The All-African People’s Revolutionary Party (GC) does not mourn Ethel’s passing. Too much blood, sweat and tears have been shed, and will be shed; we will not cry. There are over 1.8 billion young people in the world today, 90 per cent of whom live in Asia—including Palestine and the Middle East—and Africa, and their Diasporas. There are more than 235 million youth in India, 225 million in China, and 108 million in the Middle East today; 211 million in Nigeria, 35 million in Sudan, 26 million in Egypt, 19.6 million in Azania (South Africa), 11.5 million in Ghana and 00 million in Guinea (Conakry); 50 million in Brazil, 43 million in the United States, and 20 million in Colombia (South America), alone. More Ethel Minors, of all colors, are being born every day and coming of revolutionary political age, much, much more.

It will be a great day when we see the smiles on young girls faces, not just African girls who live and suffer, study and struggle in 125 countries, islands, territories and dependencies in Africa and the African Diaspora, when they discover Ethel Minor, and learn about her work, study and struggle, her contributions, and achievements. From that dialectical moment, that revolutionary moment, they will know what they can do, what they must do to help liberate and unify African and Oppressed Humanity.

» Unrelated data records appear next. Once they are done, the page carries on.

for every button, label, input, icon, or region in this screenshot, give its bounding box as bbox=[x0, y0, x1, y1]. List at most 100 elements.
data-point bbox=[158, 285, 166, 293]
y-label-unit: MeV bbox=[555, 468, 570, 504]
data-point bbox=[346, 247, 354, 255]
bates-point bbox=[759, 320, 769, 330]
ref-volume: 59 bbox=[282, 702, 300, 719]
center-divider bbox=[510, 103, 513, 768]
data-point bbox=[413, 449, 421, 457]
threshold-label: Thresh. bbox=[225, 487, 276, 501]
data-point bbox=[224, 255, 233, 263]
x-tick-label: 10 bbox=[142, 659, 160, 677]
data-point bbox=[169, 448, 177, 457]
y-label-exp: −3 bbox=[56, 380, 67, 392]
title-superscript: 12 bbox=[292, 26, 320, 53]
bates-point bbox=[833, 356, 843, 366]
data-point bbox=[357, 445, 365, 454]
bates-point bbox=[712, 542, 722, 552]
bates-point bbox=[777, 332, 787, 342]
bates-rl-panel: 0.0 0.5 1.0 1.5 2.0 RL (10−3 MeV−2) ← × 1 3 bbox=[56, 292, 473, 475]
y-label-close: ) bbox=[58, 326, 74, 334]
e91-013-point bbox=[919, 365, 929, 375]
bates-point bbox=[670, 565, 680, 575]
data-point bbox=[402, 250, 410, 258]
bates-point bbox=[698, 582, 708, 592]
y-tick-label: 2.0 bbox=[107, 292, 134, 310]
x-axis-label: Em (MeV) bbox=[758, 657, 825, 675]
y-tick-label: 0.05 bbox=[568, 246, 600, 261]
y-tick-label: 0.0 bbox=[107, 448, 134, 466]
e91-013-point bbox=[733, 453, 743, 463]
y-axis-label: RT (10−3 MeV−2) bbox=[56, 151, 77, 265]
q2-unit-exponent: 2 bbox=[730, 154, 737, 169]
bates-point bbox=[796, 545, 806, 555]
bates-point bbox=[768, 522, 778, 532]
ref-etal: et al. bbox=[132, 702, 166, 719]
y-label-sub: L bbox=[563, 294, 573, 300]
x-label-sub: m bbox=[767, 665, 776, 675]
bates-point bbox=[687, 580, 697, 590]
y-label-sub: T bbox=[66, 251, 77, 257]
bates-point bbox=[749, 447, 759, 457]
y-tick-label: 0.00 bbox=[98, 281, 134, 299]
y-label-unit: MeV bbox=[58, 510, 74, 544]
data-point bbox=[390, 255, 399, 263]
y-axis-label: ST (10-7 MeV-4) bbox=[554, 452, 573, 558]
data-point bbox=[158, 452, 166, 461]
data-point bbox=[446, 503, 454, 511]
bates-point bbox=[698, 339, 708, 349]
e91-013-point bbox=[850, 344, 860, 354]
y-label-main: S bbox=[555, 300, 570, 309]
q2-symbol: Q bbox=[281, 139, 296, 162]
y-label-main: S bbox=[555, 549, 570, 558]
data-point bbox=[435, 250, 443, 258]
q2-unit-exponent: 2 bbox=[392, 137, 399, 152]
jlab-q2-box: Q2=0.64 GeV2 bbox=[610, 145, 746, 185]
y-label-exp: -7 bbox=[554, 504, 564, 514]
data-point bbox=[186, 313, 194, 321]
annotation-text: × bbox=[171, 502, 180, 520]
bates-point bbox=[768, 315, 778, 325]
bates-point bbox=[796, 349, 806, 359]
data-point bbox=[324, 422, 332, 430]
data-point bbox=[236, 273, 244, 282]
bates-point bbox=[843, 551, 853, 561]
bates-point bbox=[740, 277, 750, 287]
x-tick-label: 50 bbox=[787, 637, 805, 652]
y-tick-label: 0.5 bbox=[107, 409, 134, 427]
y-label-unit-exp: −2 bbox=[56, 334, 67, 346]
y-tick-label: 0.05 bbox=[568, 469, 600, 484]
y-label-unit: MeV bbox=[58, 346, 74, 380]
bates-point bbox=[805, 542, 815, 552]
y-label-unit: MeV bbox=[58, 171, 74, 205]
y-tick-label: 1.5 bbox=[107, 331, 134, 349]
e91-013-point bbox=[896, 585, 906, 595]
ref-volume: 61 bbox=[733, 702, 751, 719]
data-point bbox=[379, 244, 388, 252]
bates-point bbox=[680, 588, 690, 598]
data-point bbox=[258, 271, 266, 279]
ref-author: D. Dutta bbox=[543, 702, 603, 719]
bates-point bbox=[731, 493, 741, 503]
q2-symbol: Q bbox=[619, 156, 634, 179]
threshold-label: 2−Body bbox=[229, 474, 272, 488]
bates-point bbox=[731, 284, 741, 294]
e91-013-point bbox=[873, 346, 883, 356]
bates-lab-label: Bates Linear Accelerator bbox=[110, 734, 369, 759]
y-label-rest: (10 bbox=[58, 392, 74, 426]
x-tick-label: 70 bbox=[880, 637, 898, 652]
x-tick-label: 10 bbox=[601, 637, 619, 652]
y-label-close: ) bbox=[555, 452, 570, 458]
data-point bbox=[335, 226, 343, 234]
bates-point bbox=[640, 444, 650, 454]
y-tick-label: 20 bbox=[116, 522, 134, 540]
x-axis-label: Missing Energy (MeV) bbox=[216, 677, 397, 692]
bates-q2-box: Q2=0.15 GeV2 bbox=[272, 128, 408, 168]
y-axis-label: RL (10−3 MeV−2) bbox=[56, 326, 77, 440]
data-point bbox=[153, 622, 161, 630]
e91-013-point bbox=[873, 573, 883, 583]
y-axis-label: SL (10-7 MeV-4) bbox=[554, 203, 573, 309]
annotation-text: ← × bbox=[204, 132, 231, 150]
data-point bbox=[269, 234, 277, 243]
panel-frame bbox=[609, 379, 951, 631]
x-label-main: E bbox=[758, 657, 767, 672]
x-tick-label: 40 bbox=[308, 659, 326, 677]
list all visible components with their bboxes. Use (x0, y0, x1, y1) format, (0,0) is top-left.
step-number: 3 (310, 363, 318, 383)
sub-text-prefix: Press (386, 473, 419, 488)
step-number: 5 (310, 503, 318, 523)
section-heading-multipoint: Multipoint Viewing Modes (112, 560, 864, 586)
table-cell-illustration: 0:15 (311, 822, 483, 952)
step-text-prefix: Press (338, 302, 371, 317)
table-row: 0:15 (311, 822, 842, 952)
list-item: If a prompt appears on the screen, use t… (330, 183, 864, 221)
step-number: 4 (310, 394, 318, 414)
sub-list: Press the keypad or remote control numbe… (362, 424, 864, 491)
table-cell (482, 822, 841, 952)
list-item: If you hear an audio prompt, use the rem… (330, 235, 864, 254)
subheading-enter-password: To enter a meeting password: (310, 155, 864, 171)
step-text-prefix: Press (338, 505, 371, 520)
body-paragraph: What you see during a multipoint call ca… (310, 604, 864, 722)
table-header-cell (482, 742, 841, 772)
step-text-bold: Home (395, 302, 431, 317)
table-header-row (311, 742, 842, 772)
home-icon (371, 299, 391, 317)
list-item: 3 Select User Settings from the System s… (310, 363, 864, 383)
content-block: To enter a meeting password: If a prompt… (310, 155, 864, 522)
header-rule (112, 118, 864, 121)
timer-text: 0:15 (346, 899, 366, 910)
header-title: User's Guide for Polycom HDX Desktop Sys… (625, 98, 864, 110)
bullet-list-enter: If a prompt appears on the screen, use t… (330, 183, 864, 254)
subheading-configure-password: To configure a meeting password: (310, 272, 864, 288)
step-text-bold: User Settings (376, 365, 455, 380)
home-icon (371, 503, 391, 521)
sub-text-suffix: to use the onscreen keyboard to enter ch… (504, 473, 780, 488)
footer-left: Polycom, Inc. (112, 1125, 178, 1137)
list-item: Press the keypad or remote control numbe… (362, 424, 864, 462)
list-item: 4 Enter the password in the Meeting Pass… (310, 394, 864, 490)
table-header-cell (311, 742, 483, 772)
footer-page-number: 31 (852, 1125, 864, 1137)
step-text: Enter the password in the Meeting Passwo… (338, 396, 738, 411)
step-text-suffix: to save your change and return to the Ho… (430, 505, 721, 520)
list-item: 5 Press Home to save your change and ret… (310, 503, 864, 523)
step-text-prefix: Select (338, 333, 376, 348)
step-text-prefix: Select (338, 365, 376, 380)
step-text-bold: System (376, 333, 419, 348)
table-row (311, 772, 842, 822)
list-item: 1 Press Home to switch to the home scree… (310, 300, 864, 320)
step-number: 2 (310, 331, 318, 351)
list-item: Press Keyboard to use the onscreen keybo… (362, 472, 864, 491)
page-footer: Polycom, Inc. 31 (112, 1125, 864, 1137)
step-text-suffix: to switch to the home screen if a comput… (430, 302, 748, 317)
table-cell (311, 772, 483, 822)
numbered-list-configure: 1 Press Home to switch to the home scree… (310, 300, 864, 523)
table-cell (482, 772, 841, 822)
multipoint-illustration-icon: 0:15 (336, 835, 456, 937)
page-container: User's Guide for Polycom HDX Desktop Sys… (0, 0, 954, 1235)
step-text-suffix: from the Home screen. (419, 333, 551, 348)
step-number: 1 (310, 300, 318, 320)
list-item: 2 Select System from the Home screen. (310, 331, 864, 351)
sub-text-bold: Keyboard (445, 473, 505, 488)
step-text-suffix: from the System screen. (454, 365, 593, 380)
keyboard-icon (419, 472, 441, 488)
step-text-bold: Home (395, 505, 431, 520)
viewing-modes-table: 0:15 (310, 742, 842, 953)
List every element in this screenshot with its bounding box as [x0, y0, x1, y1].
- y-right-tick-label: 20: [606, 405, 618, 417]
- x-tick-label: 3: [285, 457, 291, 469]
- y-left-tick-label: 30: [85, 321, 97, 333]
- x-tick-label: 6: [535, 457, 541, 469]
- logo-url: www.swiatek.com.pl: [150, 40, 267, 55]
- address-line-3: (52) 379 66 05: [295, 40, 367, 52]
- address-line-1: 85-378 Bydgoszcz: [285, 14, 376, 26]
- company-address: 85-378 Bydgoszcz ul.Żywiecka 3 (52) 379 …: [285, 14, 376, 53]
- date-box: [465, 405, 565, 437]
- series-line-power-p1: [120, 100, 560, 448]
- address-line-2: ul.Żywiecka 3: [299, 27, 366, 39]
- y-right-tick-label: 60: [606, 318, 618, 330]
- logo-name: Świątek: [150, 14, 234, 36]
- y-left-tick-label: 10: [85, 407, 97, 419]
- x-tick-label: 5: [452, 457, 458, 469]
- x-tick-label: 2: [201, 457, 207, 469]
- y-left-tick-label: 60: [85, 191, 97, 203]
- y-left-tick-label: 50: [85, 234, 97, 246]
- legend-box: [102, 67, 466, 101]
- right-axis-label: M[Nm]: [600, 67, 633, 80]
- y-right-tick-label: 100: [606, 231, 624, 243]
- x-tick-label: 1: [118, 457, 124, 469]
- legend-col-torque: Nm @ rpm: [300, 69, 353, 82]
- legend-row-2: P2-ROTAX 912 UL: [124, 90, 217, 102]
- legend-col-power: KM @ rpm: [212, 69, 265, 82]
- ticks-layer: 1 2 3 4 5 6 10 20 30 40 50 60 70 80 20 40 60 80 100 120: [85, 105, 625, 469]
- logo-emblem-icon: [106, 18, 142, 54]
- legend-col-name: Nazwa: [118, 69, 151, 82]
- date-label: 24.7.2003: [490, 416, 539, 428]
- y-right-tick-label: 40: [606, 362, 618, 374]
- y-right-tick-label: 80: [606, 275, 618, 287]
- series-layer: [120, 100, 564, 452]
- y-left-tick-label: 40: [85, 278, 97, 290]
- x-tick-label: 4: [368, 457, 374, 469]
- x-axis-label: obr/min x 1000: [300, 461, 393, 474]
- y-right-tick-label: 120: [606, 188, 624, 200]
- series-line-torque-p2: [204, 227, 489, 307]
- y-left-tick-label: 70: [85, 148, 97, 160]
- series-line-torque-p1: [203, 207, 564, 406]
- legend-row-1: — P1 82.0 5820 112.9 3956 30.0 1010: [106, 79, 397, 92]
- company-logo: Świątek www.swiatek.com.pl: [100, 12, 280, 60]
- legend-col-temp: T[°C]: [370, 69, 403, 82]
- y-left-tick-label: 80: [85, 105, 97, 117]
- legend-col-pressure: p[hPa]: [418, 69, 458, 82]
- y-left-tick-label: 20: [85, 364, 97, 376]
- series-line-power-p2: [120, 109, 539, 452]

Armies of African, Palestinian, Indigenous, Hispanic, and Latino, European, and Other young, revolutionary women must be inspired, enabled, and empowered to help archive, write, and film Ethel’s story. We are sure that young, revolutionary men will also help. We trust that Judy and Bob Starks, and Ethel’s friends and family worldwide  will make that happen, soon, very, very soon. In the meantime, as Nkrumahists-Toureists, we continue Ethel’s, Kwame’s, and our work, study, and struggle. We continue to fight for revolutionary Pan-Africanism and socialism, and to help build the All-African People’s Revolutionary Party (GC).

Victory is inevitable, but not in our lifetime!